Olivier Legrand retweetledi

L’affaire de l’acétamidrine est un révélateur cruel de la décadence française. L’interdiction de ce produit, alors qu’il reste utilisé par nos principaux concurrents agricoles, n’est pas qu'un simple épisode technique : c’est aussi un symptôme, une loupe sur les mécanismes délétères qui étouffent notre pays.
À l’origine, le principe de précaution devait éviter des catastrophes environnementales ou sanitaires lorsqu’un risque grave et irréversible menaçait, sans que la science ait encore tranché. Noble intention, devenue arme de destruction massive de l’innovation : comme d'habitude, l'enfer est pavé de bonnes intentions. En l’érigeant en dogme constitutionnel (merci Chirac, une bêtise de plus à l'actif de cet âne), la France s’est fabriqué un carcan. Désormais, tout projet un tant soit peu audacieux est suspect. On exige une preuve d’innocuité totale — chose scientifiquement impossible — avant d’autoriser quoi que ce soit. Ce réflexe fabrique une société de la peur : les Français sont infantilisés, sommés d’attendre le feu vert des autorités pour entreprendre. L’administration multiplie les formulaires, normes et contrôles pour se couvrir juridiquement, ce qui finit par tuer l’esprit d'entreprise. Pendant ce temps, les pays qui prennent des risques maîtrisés avancent et engrangent les bénéfices économiques et scientifiques.

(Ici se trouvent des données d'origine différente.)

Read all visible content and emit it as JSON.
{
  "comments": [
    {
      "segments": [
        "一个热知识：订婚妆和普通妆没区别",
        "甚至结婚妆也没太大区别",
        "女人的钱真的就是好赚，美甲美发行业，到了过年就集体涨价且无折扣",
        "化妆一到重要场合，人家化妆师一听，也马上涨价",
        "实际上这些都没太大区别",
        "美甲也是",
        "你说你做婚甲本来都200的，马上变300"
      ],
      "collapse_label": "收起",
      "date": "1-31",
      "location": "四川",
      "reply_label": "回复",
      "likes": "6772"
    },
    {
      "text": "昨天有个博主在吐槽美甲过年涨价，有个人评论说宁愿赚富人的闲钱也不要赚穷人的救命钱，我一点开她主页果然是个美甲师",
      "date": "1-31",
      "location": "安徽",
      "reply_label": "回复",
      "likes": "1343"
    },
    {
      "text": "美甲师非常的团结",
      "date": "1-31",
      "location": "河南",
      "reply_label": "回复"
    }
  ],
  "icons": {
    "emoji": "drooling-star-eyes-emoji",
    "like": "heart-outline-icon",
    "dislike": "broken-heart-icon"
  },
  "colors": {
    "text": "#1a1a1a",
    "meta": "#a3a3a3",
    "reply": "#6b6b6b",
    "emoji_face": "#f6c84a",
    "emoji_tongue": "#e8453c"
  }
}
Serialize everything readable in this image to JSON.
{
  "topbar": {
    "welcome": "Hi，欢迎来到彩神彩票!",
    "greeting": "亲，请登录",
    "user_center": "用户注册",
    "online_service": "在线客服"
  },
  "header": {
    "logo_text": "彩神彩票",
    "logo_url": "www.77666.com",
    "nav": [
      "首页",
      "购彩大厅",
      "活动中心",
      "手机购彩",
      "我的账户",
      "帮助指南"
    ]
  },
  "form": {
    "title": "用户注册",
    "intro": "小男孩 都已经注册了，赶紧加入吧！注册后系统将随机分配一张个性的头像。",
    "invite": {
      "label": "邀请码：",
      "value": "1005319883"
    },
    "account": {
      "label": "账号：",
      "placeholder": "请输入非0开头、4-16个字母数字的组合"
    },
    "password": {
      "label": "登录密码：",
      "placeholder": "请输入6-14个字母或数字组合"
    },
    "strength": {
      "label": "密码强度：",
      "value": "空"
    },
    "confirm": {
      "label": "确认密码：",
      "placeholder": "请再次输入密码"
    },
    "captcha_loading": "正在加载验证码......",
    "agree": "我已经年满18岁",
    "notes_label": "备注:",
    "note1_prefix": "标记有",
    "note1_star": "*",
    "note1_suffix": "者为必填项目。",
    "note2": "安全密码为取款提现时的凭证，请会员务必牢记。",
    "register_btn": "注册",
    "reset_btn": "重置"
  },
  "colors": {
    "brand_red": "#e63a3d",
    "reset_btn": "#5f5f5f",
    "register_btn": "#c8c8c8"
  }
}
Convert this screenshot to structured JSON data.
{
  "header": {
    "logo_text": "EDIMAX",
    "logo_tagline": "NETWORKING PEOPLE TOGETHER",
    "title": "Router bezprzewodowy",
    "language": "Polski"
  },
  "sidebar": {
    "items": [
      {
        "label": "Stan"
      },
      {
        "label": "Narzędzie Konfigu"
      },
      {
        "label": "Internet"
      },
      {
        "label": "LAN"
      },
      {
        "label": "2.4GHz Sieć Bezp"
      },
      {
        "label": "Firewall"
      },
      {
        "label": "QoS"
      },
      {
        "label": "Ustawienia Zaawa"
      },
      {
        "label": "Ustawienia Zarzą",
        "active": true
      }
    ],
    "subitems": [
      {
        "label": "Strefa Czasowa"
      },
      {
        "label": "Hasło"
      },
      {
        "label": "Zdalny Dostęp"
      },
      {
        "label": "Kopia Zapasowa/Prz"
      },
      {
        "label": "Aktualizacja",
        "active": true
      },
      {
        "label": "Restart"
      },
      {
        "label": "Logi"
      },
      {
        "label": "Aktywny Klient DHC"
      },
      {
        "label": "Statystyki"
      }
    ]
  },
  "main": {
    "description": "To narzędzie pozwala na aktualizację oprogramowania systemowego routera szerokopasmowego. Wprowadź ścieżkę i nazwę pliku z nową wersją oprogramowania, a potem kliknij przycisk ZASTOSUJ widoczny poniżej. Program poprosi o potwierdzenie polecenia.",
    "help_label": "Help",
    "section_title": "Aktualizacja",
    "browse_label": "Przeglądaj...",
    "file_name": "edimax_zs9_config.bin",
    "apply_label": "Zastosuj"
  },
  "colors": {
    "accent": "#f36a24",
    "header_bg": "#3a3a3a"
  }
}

Cette affaire illustre aussi le théâtre permanent dans lequel évoluent nos élus. Au lieu d’évaluer sereinement l’équilibre entre bénéfices et risques, les débats se transforment en jeu de postures. Chacun veut se positionner pour exister médiatiquement et cultiver un cheptel électoral, brandir le drapeau de la protection sans jamais chiffrer le coût réel de l’inaction. Les rares voix qui appellent à la rationalité sont accusées de faire le jeu des lobbies ou de sacrifier la planète. Ce n’est plus de la politique, c’est du marketing électoral. On parle fort, on agit peu, et quand on agit, c’est souvent à contre-sens.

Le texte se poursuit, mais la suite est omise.